## Line Chart: GSM8K CoT Performance vs. Tokens Trained
### Overview
The image is a line chart comparing the performance of different models on the GSM8K CoT (Chain-of-Thought) task, based on the number of tokens they were trained on. The x-axis represents the number of tokens trained (in billions), and the y-axis represents the GSM8K CoT score. Different lines represent different configurations, likely related to the number of "Rec" (likely referring to "retrieval" or "recurrent") units or layers.
### Components/Axes
* **Title:** GSM8K CoT
* **X-axis:** Tokens Trained (Billion).

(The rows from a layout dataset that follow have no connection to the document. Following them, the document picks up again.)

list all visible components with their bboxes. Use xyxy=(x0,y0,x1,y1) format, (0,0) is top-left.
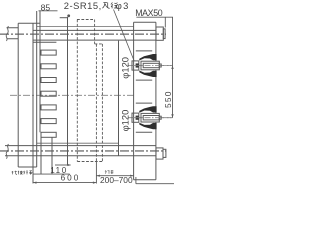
top shaft end stub xyxy=(163,29,165,39)
rack rail pair xyxy=(37,11,40,167)
dim 200-700 line xyxy=(96,175,133,177)
top shaft xyxy=(7,28,156,40)
chuck lower jaw cy=119.4 xyxy=(139,123,156,129)
glyph 径 xyxy=(111,2,118,8)
leader line to top chuck xyxy=(114,10,135,61)
chuck cylinder sleeve cy=66.5 xyxy=(143,63,159,67)
dim 600 ext lines xyxy=(33,162,96,184)
chuck bracket cy=66.5 xyxy=(132,61,139,70)
chuck cylinder sleeve cy=119.4 xyxy=(143,116,159,120)
svg-text:MAX50: MAX50 xyxy=(135,8,163,18)
bottom support block xyxy=(41,137,52,174)
hidden dashed bottom edge xyxy=(77,161,102,163)
rack tooth 1 xyxy=(41,50,56,55)
chuck stub cy=66.5 xyxy=(159,64,161,67)
dim 550 arrows xyxy=(171,66,173,118)
bottom shaft end cap xyxy=(156,148,163,159)
dim MAX50 ext lines xyxy=(164,17,166,27)
rack tooth 6 xyxy=(41,119,56,124)
dim 600 line xyxy=(33,182,96,184)
table corner bottom right xyxy=(136,177,174,184)
bottom shaft centerline xyxy=(0,150,166,152)
leader dot xyxy=(67,14,70,17)
dim 110 line xyxy=(55,164,71,166)
dim 600 arrows xyxy=(33,182,96,184)
rack tooth 3 xyxy=(41,78,56,83)
dim MAX50 line xyxy=(136,16,173,18)
middle column line xyxy=(67,17,69,165)
rack tooth 5 xyxy=(41,105,56,110)
left column xyxy=(18,23,40,183)
top shaft centerline xyxy=(0,33,166,35)
tube upper line top xyxy=(37,25,134,27)
svg-text:φ3: φ3 xyxy=(116,0,130,11)
chuck cylinder cy=66.5 xyxy=(141,61,159,70)
bottom shaft end stub xyxy=(163,149,166,157)
frame edge line xyxy=(118,41,120,156)
chuck stub cy=119.4 xyxy=(159,116,161,119)
machine wall xyxy=(134,22,156,179)
leader elbow to middle column xyxy=(60,17,68,19)
rack tooth 4 xyxy=(41,91,56,96)
chuck centerline cy=119.4 xyxy=(128,117,173,119)
tube upper line bottom xyxy=(37,142,119,144)
hidden dashed step xyxy=(95,43,102,45)
svg-text:200–700: 200–700 xyxy=(100,175,133,185)
glyph 孔 xyxy=(102,2,109,8)
chuck bracket cy=119.4 xyxy=(132,113,139,122)
chuck lower jaw cy=66.5 xyxy=(139,71,156,78)
glyphs 托板行程 tiny xyxy=(12,171,33,175)
chuck centerline overlay cy=66.5 xyxy=(134,65,173,67)
top shaft end cap xyxy=(156,27,163,40)
top shaft break xyxy=(6,26,8,41)
chuck cylinder cy=119.4 xyxy=(141,113,159,122)
mid horizontal centerline xyxy=(10,94,134,96)
rack plate top edge xyxy=(33,41,56,43)
svg-text:φ120: φ120 xyxy=(120,110,131,132)
chuck upper jaw cy=66.5 xyxy=(139,54,156,61)
hidden dashed pair xyxy=(96,44,102,162)
chuck upper jaw cy=119.4 xyxy=(139,106,156,113)
chuck centerline cy=66.5 xyxy=(128,65,173,67)
bottom shaft break xyxy=(6,144,8,159)
bottom shaft xyxy=(5,146,156,156)
chuck body edges cy=119.4 xyxy=(136,103,152,132)
dim 85 line xyxy=(39,10,58,12)
rack tooth 2 xyxy=(41,64,56,69)
svg-text:2-SR15,: 2-SR15, xyxy=(64,0,102,11)
SR15 ball cy=66.5 xyxy=(136,63,139,67)
chuck body edges cy=66.5 xyxy=(136,51,152,80)
dim 550 line xyxy=(172,17,174,118)
SR15 ball cy=119.4 xyxy=(136,116,139,120)
hidden dashed outline left xyxy=(77,20,95,162)
dim 200-700 arrows xyxy=(96,175,133,177)
chuck centerline overlay cy=119.4 xyxy=(134,117,173,119)
svg-text:600: 600 xyxy=(61,174,81,183)
dim 110 arrow xyxy=(67,164,71,166)
svg-text:85: 85 xyxy=(41,2,51,12)
rack tooth 7 xyxy=(41,132,56,137)
bottom edge line under 110 xyxy=(33,173,70,175)
svg-text:φ120: φ120 xyxy=(120,57,131,79)
glyphs 行程 tiny xyxy=(105,170,114,174)
svg-text:550: 550 xyxy=(163,90,173,108)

Scale ranges from 100 to 800 in increments of 100.
* **Y-axis:** GSM8K CoT. Scale ranges from 0 to 35 in increments of 5.
* **Legend:** Located at the top of the chart.
* Blue line: 1 Rec
* Orange dashed line: 4 Rec
* Green dash-dot line: 8 Rec
* Red dotted line: 16 Rec
* Purple solid line: 32 Rec
* Brown dashed line: 64 Rec
### Detailed Analysis
* **1 Rec (Blue Line):** Remains relatively flat at a low score (approximately 0-1) across all training token values.
* **4 Rec (Orange Dashed Line):** Also remains relatively flat at a low score (approximately 1-2) across all training token values.
* **8 Rec (Green Dash-Dot Line):** Starts at approximately 2 at 100 tokens, increases to approximately 5 at 200 tokens, decreases to approximately 4 at 300 tokens, decreases again to approximately 3 at 400 tokens, increases to approximately 8 at 500 tokens, decreases to approximately 7 at 600 tokens, peaks at approximately 22 at 700 tokens, and decreases to approximately 15 at 800 tokens.
* **16 Rec (Red Dotted Line):** Starts at approximately 2 at 100 tokens, increases to approximately 11 at 200 tokens, increases to approximately 14 at 300 tokens, increases to approximately 20 at 400 tokens, increases to approximately 26 at 500 tokens, increases to approximately 27 at 600 tokens, peaks at approximately 36 at 700 tokens, and decreases to approximately 32 at 800 tokens.
* **32 Rec (Purple Solid Line):** Starts at approximately 2 at 100 tokens, increases to approximately 12 at 200 tokens, increases to approximately 15 at 300 tokens, increases to approximately 21 at 400 tokens, increases to approximately 28 at 500 tokens, increases to approximately 28 at 600 tokens, peaks at approximately 36 at 700 tokens, and decreases to approximately 35 at 800 tokens.
* **64 Rec (Brown Dashed Line):** Starts at approximately 2 at 100 tokens, increases to approximately 11 at 200 tokens, increases to approximately 14 at 300 tokens, increases to approximately 20 at 400 tokens, increases to approximately 28 at 500 tokens, increases to approximately 27 at 600 tokens, peaks at approximately 35 at 700 tokens, and decreases to approximately 34 at 800 tokens.
### Key Observations
* The "1 Rec" and "4 Rec" configurations show minimal improvement in GSM8K CoT score as the number of training tokens increases.
* The "8 Rec" configuration shows some improvement, but is significantly lower than the other configurations.
* The "16 Rec", "32 Rec", and "64 Rec" configurations show a significant increase in GSM8K CoT score as the number of training tokens increases, peaking around 700 billion tokens, and then slightly decreasing.
* The "16 Rec", "32 Rec", and "64 Rec" configurations perform similarly, with "32 Rec" and "64 Rec" performing slightly better than "16 Rec".
### Interpretation
The data suggests that increasing the number of training tokens significantly improves the performance of models on the GSM8K CoT task, but only when the model has a sufficient number of "Rec" units or layers (16, 32, or 64 in this case). Models with fewer "Rec" units (1, 4, or 8) do not benefit as much from increased training data. The performance of models with 16, 32, and 64 "Rec" units is similar, suggesting that there may be a point of diminishing returns in increasing the number of "Rec" units. The slight decrease in performance after 700 billion tokens for the "16 Rec", "32 Rec", and "64 Rec" configurations could indicate overfitting or a need for further optimization.